SAN FRANCISCO — Scientists are planning an ambitious mission to a new and barely explored world that isn’t far from the old one: the oceans.
The watery depths cover more than two-thirds of the planet’s surface and drive the Earth’s climate, but for the most part have been largely ignored compared to the continents, atmosphere and even parts of the solar system.
“Despite efforts over the past 25 years, 95 percent of the oceans remain unknown and unexplored,” said Marcia McNutt, president of the American Geophysical Union and of the Monterey Bay Aquarium Research Institute.
McNutt was chairwoman of the Ocean Exploration Panel, which recently finished a report calling for a new era of ocean exploration. The panel of ocean explorers, scientists and educators was formed last summer at the request of President Clinton.

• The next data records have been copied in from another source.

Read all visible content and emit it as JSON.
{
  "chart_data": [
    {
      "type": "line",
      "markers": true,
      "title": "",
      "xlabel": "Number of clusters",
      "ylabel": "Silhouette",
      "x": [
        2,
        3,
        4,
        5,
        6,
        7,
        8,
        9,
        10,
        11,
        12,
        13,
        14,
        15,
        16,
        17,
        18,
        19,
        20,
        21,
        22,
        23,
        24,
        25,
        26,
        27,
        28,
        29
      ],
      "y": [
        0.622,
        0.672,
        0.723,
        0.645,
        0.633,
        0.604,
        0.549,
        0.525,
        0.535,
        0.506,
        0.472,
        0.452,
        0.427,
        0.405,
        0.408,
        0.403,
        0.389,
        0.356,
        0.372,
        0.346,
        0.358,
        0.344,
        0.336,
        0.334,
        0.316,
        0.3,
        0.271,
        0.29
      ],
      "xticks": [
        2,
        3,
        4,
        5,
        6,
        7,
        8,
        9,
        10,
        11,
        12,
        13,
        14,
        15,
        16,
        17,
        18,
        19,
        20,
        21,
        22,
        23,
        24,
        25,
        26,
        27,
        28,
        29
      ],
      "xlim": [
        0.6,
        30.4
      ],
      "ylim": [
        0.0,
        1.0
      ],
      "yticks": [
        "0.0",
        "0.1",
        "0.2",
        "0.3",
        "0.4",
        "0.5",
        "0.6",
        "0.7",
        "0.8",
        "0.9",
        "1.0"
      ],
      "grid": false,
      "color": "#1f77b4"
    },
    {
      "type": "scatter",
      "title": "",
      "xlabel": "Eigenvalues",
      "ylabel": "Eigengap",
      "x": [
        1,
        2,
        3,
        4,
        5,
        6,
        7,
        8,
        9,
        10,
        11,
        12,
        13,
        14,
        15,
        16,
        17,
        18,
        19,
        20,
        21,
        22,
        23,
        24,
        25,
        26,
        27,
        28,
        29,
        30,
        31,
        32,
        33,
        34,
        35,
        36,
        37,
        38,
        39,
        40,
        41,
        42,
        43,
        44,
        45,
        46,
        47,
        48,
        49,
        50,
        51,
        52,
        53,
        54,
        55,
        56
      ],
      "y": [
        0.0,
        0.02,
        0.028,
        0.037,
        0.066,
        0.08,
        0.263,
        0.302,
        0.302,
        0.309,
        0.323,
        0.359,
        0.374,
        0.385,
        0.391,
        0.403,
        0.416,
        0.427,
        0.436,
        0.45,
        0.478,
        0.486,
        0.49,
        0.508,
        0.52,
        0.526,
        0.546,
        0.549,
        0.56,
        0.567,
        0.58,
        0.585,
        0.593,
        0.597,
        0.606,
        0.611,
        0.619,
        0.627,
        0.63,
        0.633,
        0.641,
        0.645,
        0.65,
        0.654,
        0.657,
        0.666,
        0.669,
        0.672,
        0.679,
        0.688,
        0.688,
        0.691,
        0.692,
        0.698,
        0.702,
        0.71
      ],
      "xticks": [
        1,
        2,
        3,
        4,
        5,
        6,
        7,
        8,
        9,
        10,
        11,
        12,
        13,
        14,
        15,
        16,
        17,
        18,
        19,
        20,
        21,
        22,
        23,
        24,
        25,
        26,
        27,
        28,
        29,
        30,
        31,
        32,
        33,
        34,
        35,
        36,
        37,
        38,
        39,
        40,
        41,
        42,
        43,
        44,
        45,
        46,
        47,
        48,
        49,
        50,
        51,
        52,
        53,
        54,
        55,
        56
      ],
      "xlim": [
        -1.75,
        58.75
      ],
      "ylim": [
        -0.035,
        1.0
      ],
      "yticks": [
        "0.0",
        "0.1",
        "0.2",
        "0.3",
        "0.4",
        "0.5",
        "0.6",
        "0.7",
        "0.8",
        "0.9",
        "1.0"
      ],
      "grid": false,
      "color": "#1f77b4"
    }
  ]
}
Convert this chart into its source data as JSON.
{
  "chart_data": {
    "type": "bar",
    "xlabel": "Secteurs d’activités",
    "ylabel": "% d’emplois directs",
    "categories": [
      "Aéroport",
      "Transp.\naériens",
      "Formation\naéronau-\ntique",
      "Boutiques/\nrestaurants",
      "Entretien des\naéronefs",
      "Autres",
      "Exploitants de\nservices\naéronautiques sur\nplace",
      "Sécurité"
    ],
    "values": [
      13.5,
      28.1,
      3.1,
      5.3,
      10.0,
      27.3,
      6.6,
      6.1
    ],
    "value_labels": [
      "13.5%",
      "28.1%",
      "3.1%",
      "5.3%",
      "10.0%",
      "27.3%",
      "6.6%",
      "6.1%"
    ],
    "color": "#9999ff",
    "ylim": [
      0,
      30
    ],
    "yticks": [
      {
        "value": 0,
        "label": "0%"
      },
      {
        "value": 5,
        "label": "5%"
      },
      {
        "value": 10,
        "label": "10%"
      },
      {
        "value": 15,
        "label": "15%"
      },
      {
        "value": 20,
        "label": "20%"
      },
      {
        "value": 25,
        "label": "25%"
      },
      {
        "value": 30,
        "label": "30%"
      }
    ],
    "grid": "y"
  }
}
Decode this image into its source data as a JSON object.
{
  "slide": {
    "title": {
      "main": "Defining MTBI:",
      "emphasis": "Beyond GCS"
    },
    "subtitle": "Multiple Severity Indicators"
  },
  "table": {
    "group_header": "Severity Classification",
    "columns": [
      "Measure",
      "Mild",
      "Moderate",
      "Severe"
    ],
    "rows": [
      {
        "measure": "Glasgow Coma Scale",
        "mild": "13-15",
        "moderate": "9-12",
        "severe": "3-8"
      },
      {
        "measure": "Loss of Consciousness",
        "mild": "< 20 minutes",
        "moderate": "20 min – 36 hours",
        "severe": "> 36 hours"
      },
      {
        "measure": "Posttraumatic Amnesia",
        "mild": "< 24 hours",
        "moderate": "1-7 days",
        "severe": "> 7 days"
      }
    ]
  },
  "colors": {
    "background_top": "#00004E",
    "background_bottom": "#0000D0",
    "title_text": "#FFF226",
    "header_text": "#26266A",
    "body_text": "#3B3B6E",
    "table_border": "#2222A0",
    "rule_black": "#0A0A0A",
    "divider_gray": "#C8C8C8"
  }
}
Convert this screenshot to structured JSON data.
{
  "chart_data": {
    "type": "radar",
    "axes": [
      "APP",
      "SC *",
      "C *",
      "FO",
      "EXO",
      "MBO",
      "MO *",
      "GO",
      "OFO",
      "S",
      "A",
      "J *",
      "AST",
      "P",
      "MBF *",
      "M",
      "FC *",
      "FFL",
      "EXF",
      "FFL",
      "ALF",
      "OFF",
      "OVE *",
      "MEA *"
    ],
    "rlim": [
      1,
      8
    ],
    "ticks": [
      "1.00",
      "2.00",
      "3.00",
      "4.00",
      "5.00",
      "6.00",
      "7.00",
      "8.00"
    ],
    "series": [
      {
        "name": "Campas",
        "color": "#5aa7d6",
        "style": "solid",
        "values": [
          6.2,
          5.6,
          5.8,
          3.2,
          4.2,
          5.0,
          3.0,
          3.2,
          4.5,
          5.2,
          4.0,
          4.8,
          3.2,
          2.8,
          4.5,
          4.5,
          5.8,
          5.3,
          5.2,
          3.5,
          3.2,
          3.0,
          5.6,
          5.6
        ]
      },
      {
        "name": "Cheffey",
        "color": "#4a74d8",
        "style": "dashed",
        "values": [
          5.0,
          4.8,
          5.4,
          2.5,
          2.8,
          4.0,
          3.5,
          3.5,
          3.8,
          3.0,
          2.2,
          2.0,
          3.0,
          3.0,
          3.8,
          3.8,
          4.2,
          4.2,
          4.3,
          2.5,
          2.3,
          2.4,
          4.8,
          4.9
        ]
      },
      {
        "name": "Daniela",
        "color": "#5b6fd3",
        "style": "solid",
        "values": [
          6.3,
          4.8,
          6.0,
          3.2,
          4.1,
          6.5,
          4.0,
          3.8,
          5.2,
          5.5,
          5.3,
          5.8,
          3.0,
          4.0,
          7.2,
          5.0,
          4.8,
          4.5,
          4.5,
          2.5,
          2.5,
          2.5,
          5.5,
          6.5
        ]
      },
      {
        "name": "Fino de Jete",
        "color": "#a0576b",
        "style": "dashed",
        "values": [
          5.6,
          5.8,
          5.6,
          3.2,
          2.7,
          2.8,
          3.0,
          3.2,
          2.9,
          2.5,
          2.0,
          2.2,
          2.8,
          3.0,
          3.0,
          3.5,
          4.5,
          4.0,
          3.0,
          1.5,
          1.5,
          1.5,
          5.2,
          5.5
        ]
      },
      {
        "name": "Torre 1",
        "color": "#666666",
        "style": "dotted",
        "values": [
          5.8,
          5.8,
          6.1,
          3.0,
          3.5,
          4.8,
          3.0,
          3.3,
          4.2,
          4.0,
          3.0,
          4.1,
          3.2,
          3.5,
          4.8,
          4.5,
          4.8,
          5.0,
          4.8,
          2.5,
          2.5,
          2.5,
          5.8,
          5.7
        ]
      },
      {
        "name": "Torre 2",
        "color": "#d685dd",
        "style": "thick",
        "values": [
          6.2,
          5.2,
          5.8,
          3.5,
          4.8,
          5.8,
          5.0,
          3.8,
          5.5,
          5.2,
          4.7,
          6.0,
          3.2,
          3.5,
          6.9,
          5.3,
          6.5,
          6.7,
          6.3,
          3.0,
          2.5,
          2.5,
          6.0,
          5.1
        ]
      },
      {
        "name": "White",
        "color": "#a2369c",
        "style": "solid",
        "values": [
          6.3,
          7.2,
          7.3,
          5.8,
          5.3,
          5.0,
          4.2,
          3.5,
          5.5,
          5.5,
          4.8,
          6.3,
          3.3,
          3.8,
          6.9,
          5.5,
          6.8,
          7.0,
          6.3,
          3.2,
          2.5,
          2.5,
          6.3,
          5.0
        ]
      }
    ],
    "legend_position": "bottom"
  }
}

The group’s proposal, which was discussed at the AGU’s fall meeting Friday, calls for an approach involving both the physical and social sciences. Current research is too driven by specific theories; the new program will be powered by the spirit of discovery, panelists said.
“We tend to focus on a particular scientific problem, at a particular place and at a particular time,” said John Orcutt, professor at the Scripps Institute of Oceanography.
“What we’re asking is to return to the idea of exploring this one last huge remaining part of our planet. It is a major departure that we’re asking for.”
At the center of the proposal would be a voyage of discovery circumnavigating the globe. It would start in Maine, sail down the East Coast and points south, circle Antarctica, head north through the Indian and Pacific oceans, and finish with a trip under the Arctic polar cap.
Before that happens – at a still undisclosed time – researchers hope to develop the best plan of attack by developing new tools and maps and setting up oceanic observatories. They also must somehow acquire all the equipment for the voyage.
All the data from the project would be made instantly available to researchers and others via satellite links.
“This is the first national report written by any nation that lays out the strategy for ocean exploration,” said D. James Baker, administrator of the National Oceanic and Atmospheric Administration.
The panel, which earlier this month presented its report to Clinton, recommended $75 million each year for 10 years. NOAA, taking the lead so far, is asking for half that amount starting in its fiscal year 2002 budget request.
Other federal agencies – such as the National Science Foundation, the National Aeronautics and Space Administration and the Navy – could provide the rest of the money, panelists said.
“This kind of program doesn’t work unless there are funds behind it,” Baker said.